Even Mumbai’s historic transport infrastructure reflects women’s contributions. One of the city’s busiest arterial roads commemorates a philanthropist whose financial support helped build a causeway linking two coastal neighbourhoods in the mid-1800s. The project dramatically improved mobility and safety for travellers crossing the marshy stretch during monsoon seasons, illustrating how private philanthropy once played a decisive role in urban infrastructure development. In suburban Mulund, a smaller road named in recent years recognises a local community figure remembered for encouraging girls’ education and supporting neighbourhood welfare initiatives.

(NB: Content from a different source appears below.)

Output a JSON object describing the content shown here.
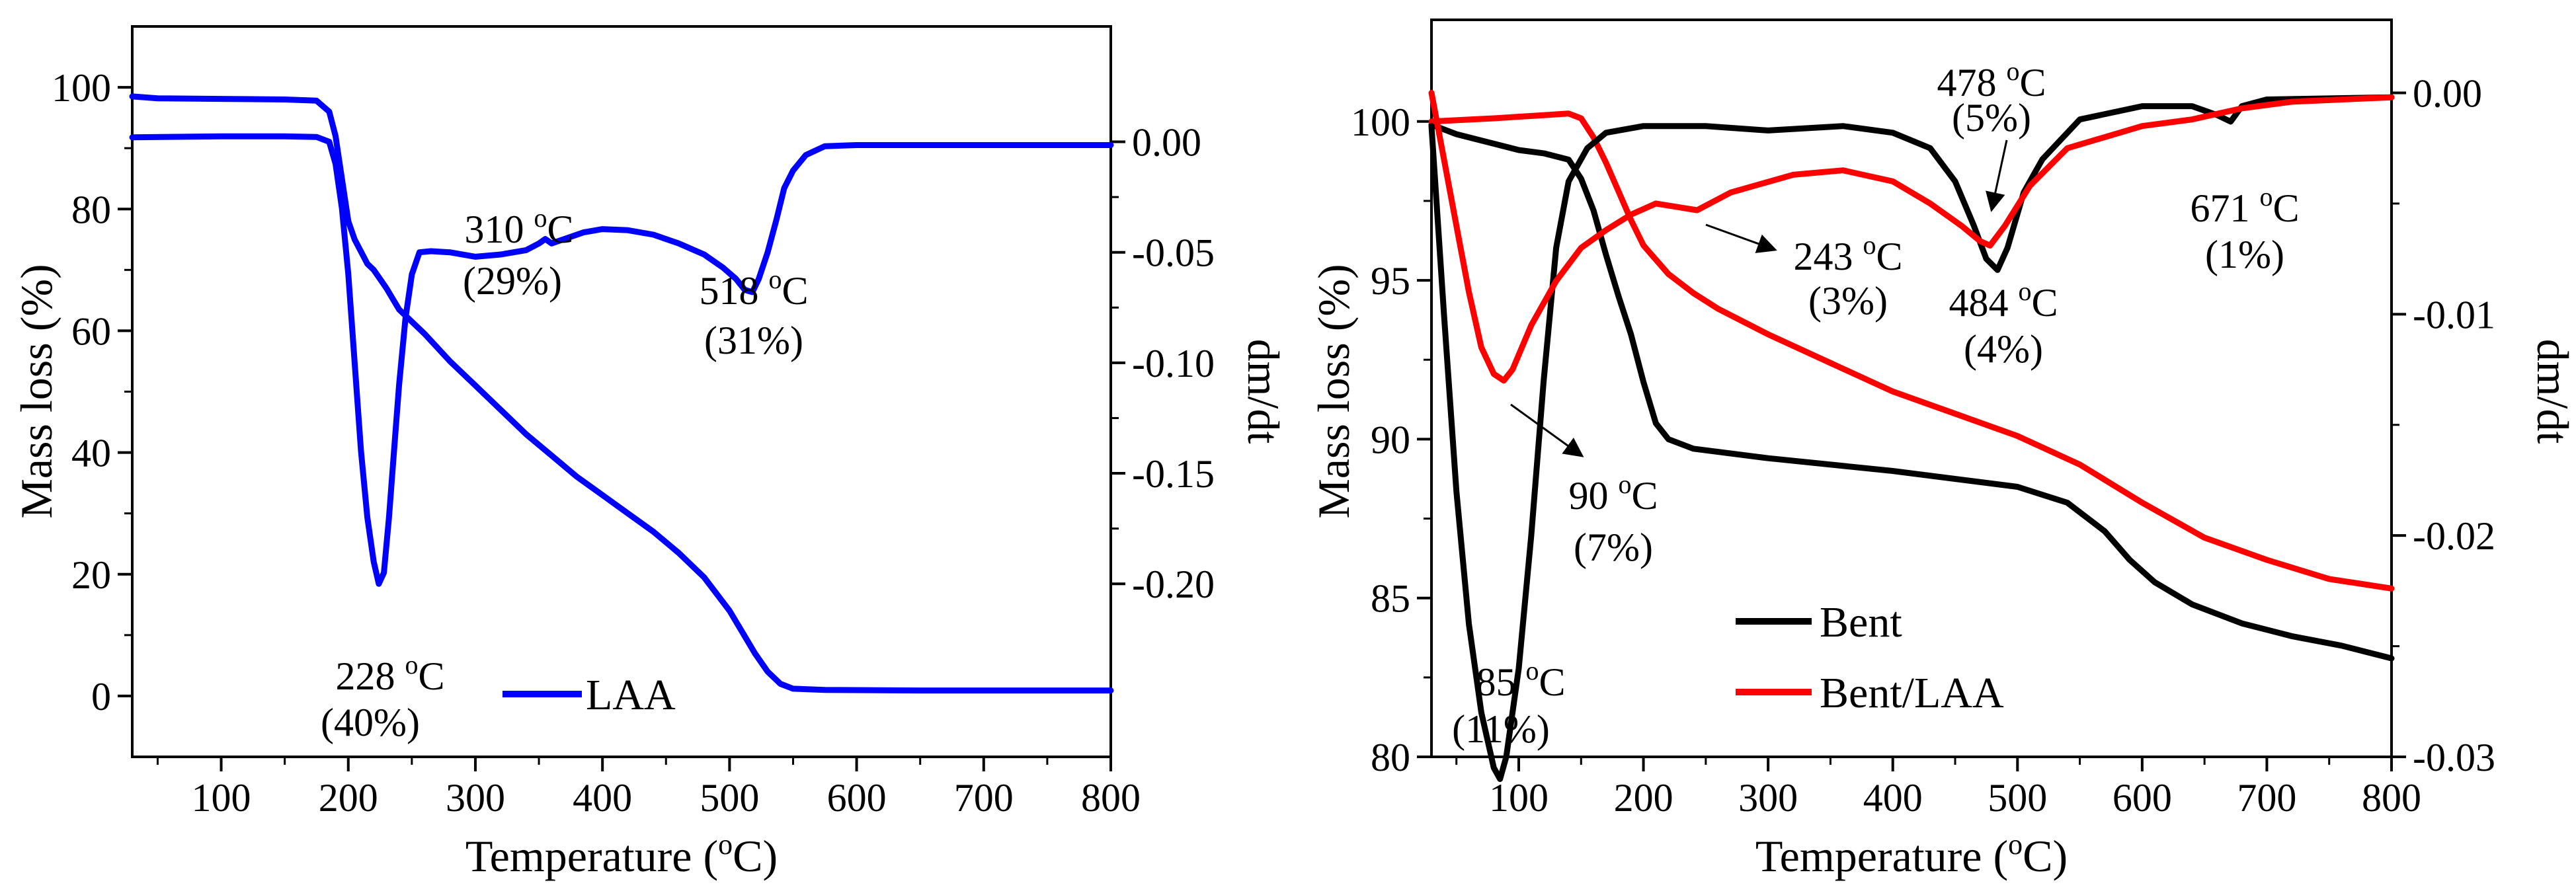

Urban planners say recognising women through streets named after women does more than honour individuals. It influences how cities frame public memory and civic identity. Naming streets, parks and transit stations after diverse contributors can make urban landscapes more representative of the communities that shaped them. Experts argue that as cities redesign neighbourhoods for sustainability, accessibility and inclusive public spaces, naming policies could also evolve to reflect broader social histories. For rapidly expanding metropolitan regions like Mumbai, where infrastructure, housing and mobility networks continue to grow, such decisions shape how future generations understand the city’s past. Municipal officials indicate that street renaming and naming proposals continue to be reviewed periodically. For urban historians and planners alike, expanding the presence of streets named after women could become one small but meaningful step toward a more inclusive civic narrative.